If, however, said principal sum upon which interest is claimed has heretofore been allowed and paid by the accounting officers as an expense “properly incurred,” then, under the decision in the New York case, the State is entitled to interest thereon, which interest, when paid, “ became a principal sum, as between the State and the United States; that is, became a part of the aggregate sum properly paid by the State for the United States.”
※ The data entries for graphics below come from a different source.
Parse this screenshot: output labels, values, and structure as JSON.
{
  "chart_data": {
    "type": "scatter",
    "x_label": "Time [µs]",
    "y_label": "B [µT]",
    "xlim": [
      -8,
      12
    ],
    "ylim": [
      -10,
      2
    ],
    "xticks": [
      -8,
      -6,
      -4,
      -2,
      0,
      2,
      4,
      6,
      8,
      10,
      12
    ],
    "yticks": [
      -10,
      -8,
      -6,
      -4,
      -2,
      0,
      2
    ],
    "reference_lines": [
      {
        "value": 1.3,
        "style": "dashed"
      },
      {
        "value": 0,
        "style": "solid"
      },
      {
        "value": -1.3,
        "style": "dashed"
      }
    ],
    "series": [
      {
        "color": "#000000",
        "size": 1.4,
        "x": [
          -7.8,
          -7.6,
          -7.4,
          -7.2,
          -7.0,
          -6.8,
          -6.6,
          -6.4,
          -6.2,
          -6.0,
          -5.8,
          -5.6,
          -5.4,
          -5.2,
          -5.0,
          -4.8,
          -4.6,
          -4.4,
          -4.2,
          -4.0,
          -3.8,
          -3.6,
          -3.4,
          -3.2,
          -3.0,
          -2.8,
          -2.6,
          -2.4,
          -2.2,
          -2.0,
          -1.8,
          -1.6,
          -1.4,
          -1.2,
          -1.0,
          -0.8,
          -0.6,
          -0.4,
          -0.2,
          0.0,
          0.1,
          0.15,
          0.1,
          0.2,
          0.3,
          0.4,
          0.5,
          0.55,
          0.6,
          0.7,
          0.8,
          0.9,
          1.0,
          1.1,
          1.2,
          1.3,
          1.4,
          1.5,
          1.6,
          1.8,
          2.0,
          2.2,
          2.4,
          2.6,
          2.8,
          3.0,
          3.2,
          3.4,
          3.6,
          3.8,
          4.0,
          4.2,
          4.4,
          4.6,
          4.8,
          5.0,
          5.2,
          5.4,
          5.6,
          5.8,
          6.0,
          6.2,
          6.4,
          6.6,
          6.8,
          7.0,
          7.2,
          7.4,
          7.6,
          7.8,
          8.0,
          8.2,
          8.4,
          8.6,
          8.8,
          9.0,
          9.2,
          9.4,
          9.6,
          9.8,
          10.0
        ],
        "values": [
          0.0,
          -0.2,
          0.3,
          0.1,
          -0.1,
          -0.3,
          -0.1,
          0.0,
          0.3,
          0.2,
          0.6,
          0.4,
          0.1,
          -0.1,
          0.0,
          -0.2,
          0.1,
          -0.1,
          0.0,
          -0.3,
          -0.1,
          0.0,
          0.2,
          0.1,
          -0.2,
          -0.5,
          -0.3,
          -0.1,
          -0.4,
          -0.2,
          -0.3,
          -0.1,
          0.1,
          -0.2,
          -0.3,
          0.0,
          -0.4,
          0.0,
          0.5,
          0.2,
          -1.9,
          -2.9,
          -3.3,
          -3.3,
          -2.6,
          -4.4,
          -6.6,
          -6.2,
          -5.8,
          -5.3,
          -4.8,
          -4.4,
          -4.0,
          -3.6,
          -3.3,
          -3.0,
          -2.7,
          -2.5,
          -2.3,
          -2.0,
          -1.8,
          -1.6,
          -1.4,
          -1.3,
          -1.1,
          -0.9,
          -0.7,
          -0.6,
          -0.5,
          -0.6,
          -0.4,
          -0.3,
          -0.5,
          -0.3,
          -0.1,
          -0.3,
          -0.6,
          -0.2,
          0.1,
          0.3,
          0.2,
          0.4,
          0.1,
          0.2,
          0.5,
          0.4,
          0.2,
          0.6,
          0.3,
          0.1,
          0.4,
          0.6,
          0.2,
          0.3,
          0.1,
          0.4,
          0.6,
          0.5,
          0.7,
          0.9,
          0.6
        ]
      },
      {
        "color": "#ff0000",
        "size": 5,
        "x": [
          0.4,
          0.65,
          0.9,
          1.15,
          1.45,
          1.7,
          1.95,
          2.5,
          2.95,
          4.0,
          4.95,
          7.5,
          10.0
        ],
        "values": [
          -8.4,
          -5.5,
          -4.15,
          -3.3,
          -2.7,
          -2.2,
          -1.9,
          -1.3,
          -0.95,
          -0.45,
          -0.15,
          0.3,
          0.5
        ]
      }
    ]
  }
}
The question as to the rate of interest was not involved in that case, but, as the State was compelled to borrow money, the court said: “ It could not have borrowed money, any more than the General Government could have borrowed money, without stipulating to pay such interest as was customary in the commercial world.” From that statement we may conclude that the court at the time had in mind the payment of such rate of “interest as was customary in the commercial world.” What that rate was is more familiar to the accounting officers than to the court, and as there is no evidence in the case upon which the court could base an opinion, other than the condition historically known to exist on the Pacific coast during the civil war and the rate paid by the United States, the court remits the question to the accounting officers, who, if any interest should be allowed on said sum of $46,750.12, can follow the New York case in applying the rates then customary in the commercial world.
It follows that the motion to refer the case to the auditor to state the account is overruled, and the case is disposed of on the merits for the guidance of the Treasury Department.
This opinion will be certified to the accounting officers for their guidance and action.